Des Engrais Végétaux et Animaux.

Section Première.

Des Engrais végétaux.

Le végétal est pourri par la terre & par l’air : il rend à la première plus qu’il n’en a reçu, & par une conséquence naturelle, autant à la seconde par ses abondantes transpirations qui, dans le tournesol, par exemple, sont dix-sept fois plus abondantes que dans l’homme ; cette transpiration est toujours en raison de la surface & de la multiplicité des feuilles. Telles sont les ressources inépuisables de la nature, tant que l’homme ne contrarie pas ses loix, & ne détruit pas, par ses labours multipliés, jusqu’à l’apparence de ce qu’il appelle mauvaise herbe. S’il alterne (voyez ce mot) ses champs, voilà l’engrais végétal tout formé, & au moyen duquel on parvient petit à petit à convertir une terre de médiocre qualité en un fol excellent. Voyez le huitième chapitre du mot Culture.

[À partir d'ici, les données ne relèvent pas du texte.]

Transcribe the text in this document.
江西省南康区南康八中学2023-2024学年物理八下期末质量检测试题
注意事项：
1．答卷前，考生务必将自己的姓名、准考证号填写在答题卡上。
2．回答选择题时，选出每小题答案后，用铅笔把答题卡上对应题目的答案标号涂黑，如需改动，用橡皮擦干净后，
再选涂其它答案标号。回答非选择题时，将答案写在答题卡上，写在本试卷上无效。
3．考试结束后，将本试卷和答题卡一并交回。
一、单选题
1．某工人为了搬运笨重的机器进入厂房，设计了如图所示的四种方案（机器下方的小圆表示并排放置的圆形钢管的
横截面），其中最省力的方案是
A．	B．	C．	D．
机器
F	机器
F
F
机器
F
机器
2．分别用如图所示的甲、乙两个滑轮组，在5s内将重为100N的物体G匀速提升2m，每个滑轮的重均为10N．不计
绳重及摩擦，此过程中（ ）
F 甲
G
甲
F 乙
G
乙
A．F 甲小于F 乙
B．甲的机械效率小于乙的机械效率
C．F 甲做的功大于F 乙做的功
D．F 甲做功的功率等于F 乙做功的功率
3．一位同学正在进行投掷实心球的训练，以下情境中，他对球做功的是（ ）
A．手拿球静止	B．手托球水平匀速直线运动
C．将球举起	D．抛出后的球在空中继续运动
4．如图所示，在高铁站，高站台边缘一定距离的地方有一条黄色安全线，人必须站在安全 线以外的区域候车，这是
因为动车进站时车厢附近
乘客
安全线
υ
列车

Outre les principes huileux, salins, aériens que la terre reçoit de l’herbe qui pourrit dans son sein & non sur sa superficie, la terre matrice reçoit d’elle la terre végétale ou humus qui a servi à sa formation, & cet humus, combiné de nouveau par la fermentation, entre les molécules de la terre matrice, prépare les matériaux de la charpente des nouvelles plantes, & les principes constituant de sa fève. Ces faits sont de la plus grande évidence, puisque l’analyse chimique fait sensiblement paroître à notre simple vue, l’eau, l’air fixe, l’huile, les sels, & la terre calcaire ou humus qui est le dernier produit : par cette voie la nature opère la composition, la décomposition & la recomposition ; enfin, perpétue le grand œuvre de la végétation, tant que l’homme n’y apporte aucun obstacle.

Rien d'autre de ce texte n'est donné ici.